(EDIT: This answer is completely wrong, SU(2) is diffeomorphic to *S*^{3} and SU(3) is obviously not three-dimensional. I came up with this ridiculous explanation based on an incorrectly done analogy to Kaluza-Klein theory, and right now I feel like I wrote it half-braindead. The question remains open, and I'm only leaving this answer on for the sake of the comments.)

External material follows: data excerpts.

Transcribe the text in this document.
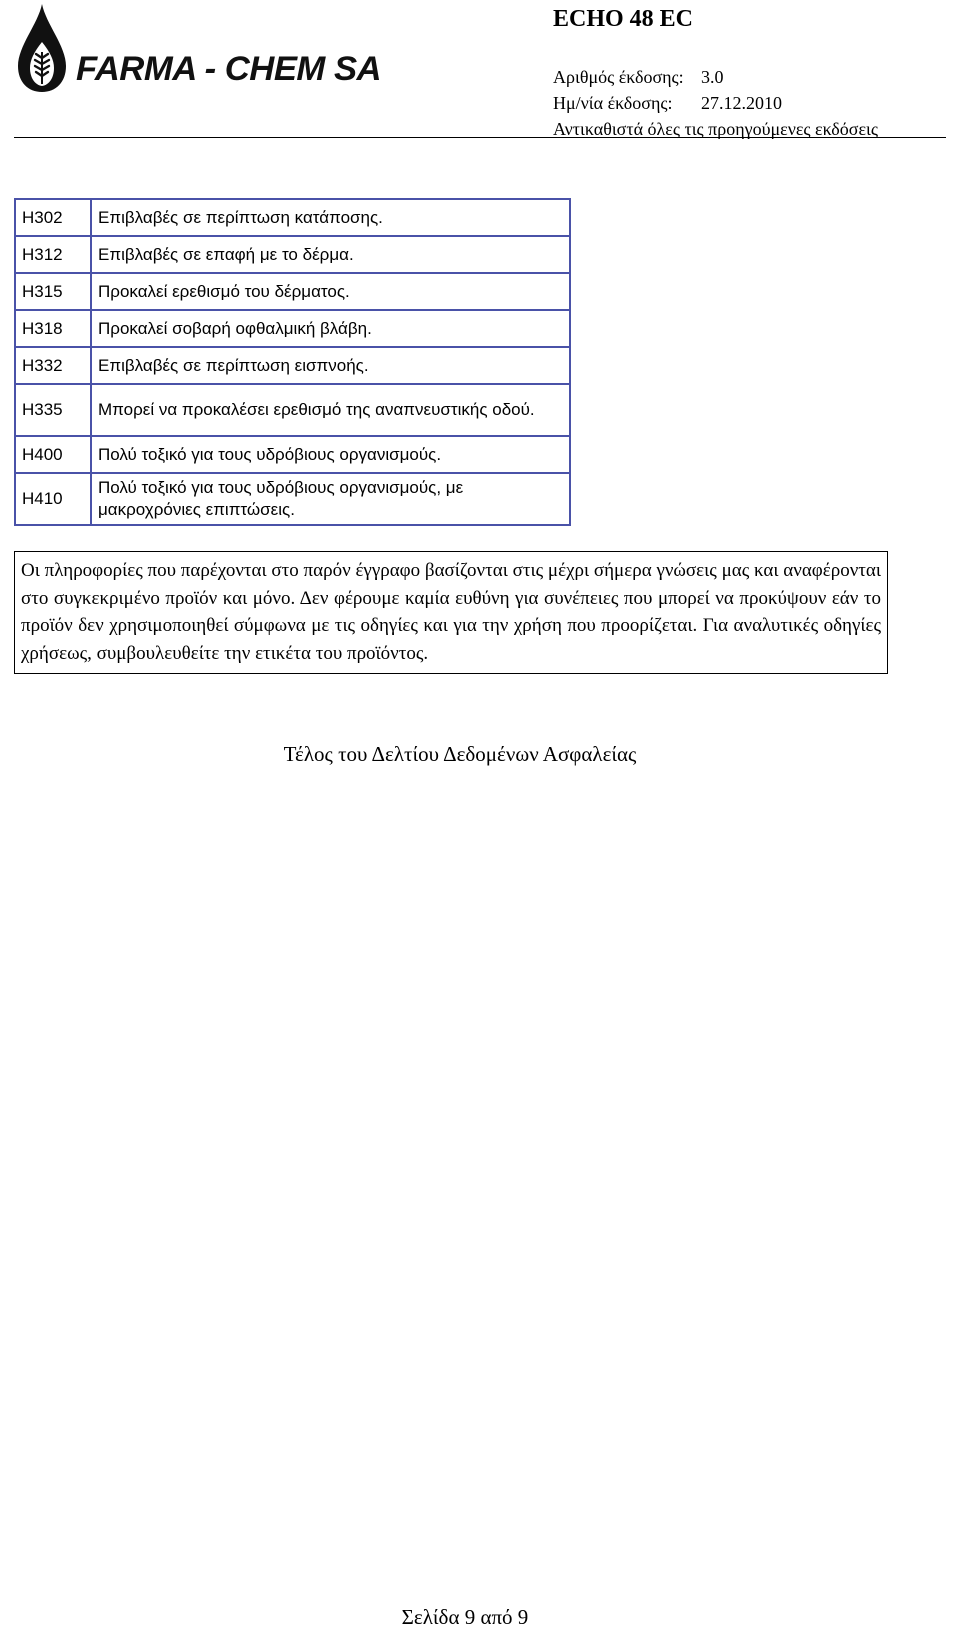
FARMA - CHEM SA
ECHO 48 EC
Αριθμός έκδοσης: 3.0
Ημ/νία έκδοσης: 27.12.2010
Αντικαθιστά όλες τις προηγούμενες εκδόσεις
H302	Επιβλαβές σε περίπτωση κατάποσης.
H312	Επιβλαβές σε επαφή με το δέρμα.
H315	Προκαλεί ερεθισμό του δέρματος.
H318	Προκαλεί σοβαρή οφθαλμική βλάβη.
H332	Επιβλαβές σε περίπτωση εισπνοής.
H335	Μπορεί να προκαλέσει ερεθισμό της αναπνευστικής οδού.
H400	Πολύ τοξικό για τους υδρόβιους οργανισμούς.
H410	Πολύ τοξικό για τους υδρόβιους οργανισμούς, με μακροχρόνιες επιπτώσεις.
Οι πληροφορίες που παρέχονται στο παρόν έγγραφο βασίζονται στις μέχρι σήμερα γνώσεις μας και αναφέρονται στο συγκεκριμένο προϊόν και μόνο. Δεν φέρουμε καμία ευθύνη για συνέπειες που μπορεί να προκύψουν εάν το προϊόν δεν χρησιμοποιηθεί σύμφωνα με τις οδηγίες και για την χρήση που προορίζεται. Για αναλυτικές οδηγίες χρήσεως, συμβουλευθείτε την ετικέτα του προϊόντος.
Τέλος του Δελτίου Δεδομένων Ασφαλείας
Σελίδα 9 από 9
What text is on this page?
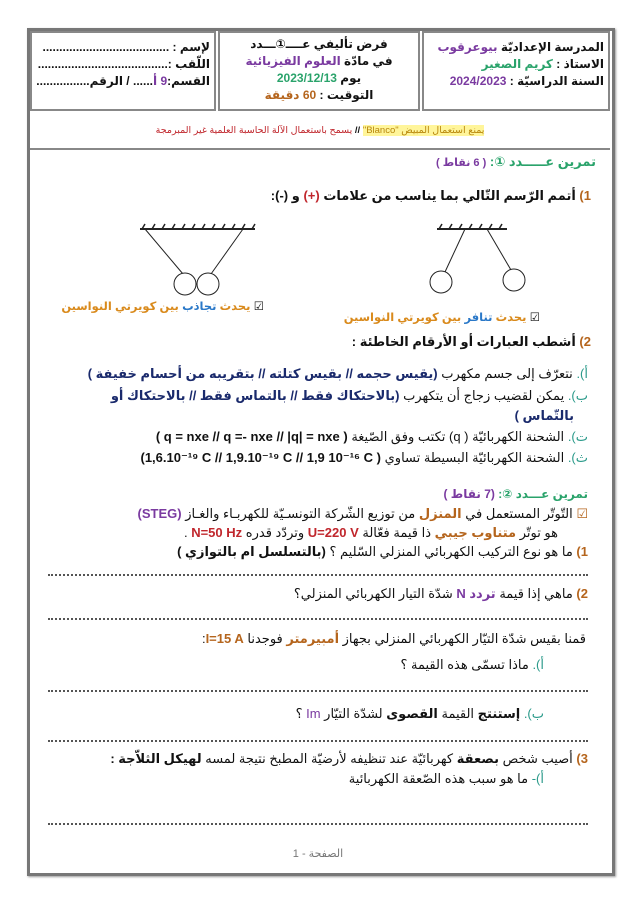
لإسم : ......................................
اللّقب :.......................................
القسم:9 أ...... / الرقم................
فرض تأليفي عــــ①ـــدد
في مادّة العلوم الفيزيائية
يوم 2023/12/13
التوقيت : 60 دقيقة
المدرسة الإعداديّة بيوعرقوب
الاستاذ : كريم الصغير
السنة الدراسيّة : 2024/2023
يمنع استعمال المبيض "Blanco" // يسمح باستعمال الآلة الحاسبة العلمية غير المبرمجة
تمرين عـــــدد ①: ( 6 نقاط )
1) أتمم الرّسم التّالي بما يناسب من علامات (+) و (-):
☑ يحدث تجاذب بين كويرتي النواسين
☑ يحدث تنافر بين كويرتي النواسين
2) أشطب العبارات أو الأرقام الخاطئة :
أ). نتعرّف إلى جسم مكهرب (يقيس حجمه // بقيس كتلته // بتقريبه من أحسام خفيفة )
ب). يمكن لقضيب زجاج أن يتكهرب (بالاحتكاك فقط // بالتماس فقط // بالاحتكاك أو
بالتّماس )
ت). الشحنة الكهربائيّة ( q) تكتب وفق الصّيغة ( q = nxe // q =- nxe // |q| = nxe )
ث). الشحنة الكهربائيّة البسيطة تساوي (1,6.10⁻¹⁹ C // 1,9.10⁻¹⁹ C // 1,9 10⁻¹⁶ C )
تمرين عـــدد ②: (7 نقاط )
☑ التّوتّر المستعمل في المنزل من توزيع الشّركة التونسـيّة للكهربـاء والغـاز (STEG)
هو توتّر متناوب جيبي ذا قيمة فعّالة U=220 V وتردّد قدره N=50 Hz .
1) ما هو نوع التركيب الكهربائي المنزلي السّليم ؟ (بالتسلسل ام بالتوازي )
2) ماهي إذا قيمة تردد N شدّة التيار الكهربائي المنزلي؟
قمنا بقيس شدّة التيّار الكهربائي المنزلي بجهاز أمبيرمتر فوجدنا I=15 A:
أ). ماذا تسمّى هذه القيمة ؟
ب). إستنتج القيمة القصوى لشدّة التيّار Im ؟
3) أصيب شخص بصعقة كهربائيّة عند تنظيفه لأرضيّة المطبخ نتيجة لمسه لهيكل الثلاّجة :
أ)- ما هو سبب هذه الصّعقة الكهربائية
الصفحة - 1
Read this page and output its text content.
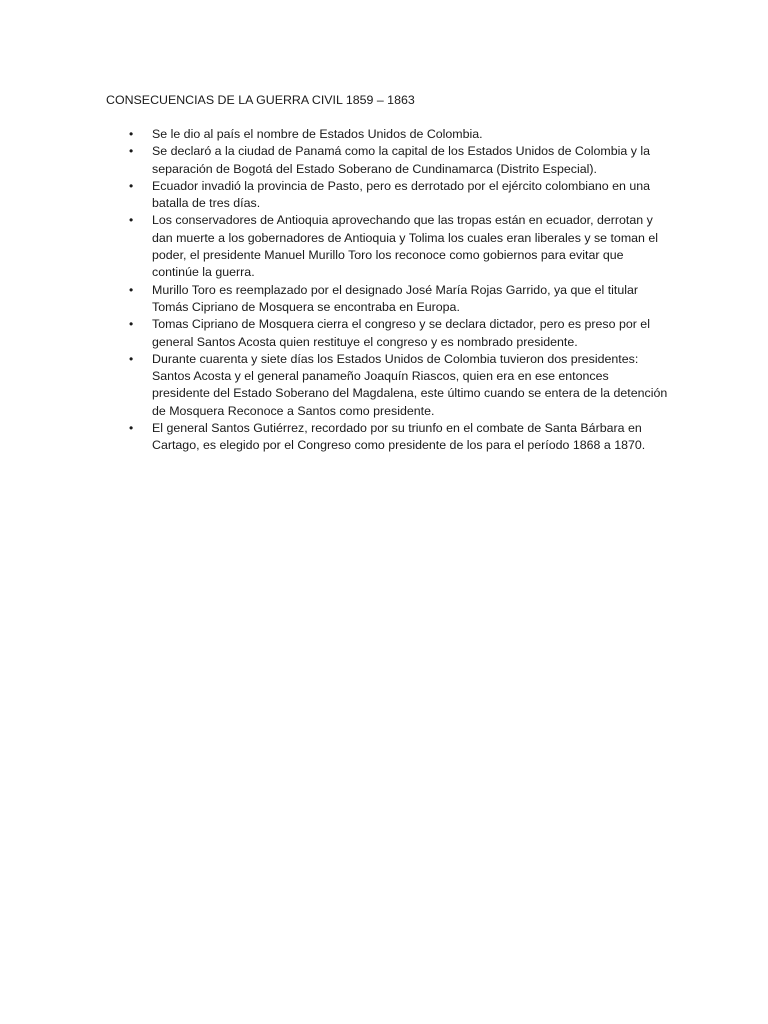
CONSECUENCIAS DE LA GUERRA CIVIL 1859 – 1863
• Se le dio al país el nombre de Estados Unidos de Colombia.
• Se declaró a la ciudad de Panamá como la capital de los Estados Unidos de Colombia y la separación de Bogotá del Estado Soberano de Cundinamarca (Distrito Especial).
• Ecuador invadió la provincia de Pasto, pero es derrotado por el ejército colombiano en una batalla de tres días.
• Los conservadores de Antioquia aprovechando que las tropas están en ecuador, derrotan y dan muerte a los gobernadores de Antioquia y Tolima los cuales eran liberales y se toman el poder, el presidente Manuel Murillo Toro los reconoce como gobiernos para evitar que continúe la guerra.
• Murillo Toro es reemplazado por el designado José María Rojas Garrido, ya que el titular Tomás Cipriano de Mosquera se encontraba en Europa.
• Tomas Cipriano de Mosquera cierra el congreso y se declara dictador, pero es preso por el general Santos Acosta quien restituye el congreso y es nombrado presidente.
• Durante cuarenta y siete días los Estados Unidos de Colombia tuvieron dos presidentes: Santos Acosta y el general panameño Joaquín Riascos, quien era en ese entonces presidente del Estado Soberano del Magdalena, este último cuando se entera de la detención de Mosquera Reconoce a Santos como presidente.
• El general Santos Gutiérrez, recordado por su triunfo en el combate de Santa Bárbara en Cartago, es elegido por el Congreso como presidente de los para el período 1868 a 1870.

It's true that the type of compactification has to do with the observed interactions. The *U*(1), *SU*(2), and *SU*(3) groups appear in the Calabi-Yau or *G*_{2} manifolds that the theory is compactified on. The curvature of the manifold with *U*(1) symmetry is linked to electromagnetism in QED, and analogous arguments apply for the weak and strong interactions. And then there are the uncompactified 4 dimensions that are found in general relativity.

The explanation for this relation is best seen in the supergravity approximation. In Kaluza-Klein theory you have gravity (standard general relativity) in 5-dimensional spacetime, which is compactified around a manifold with *U*(1) symmetry to obtain 4-dimensional gravity and another force with *U*(1) gauge symmetry, which we know as electromagnetism.

This is taken further in supergravity, where you have compactification around *SU*(2) and *SU*(3) manifolds (requiring 2 and 3 extra dimensions respectively), each giving rise to new forces with *SU*(2) and *SU*(3) gauge symmetry respectively.

As supergravity is found in the classical limit of superstring theory, the critical dimension is carried over to string theory.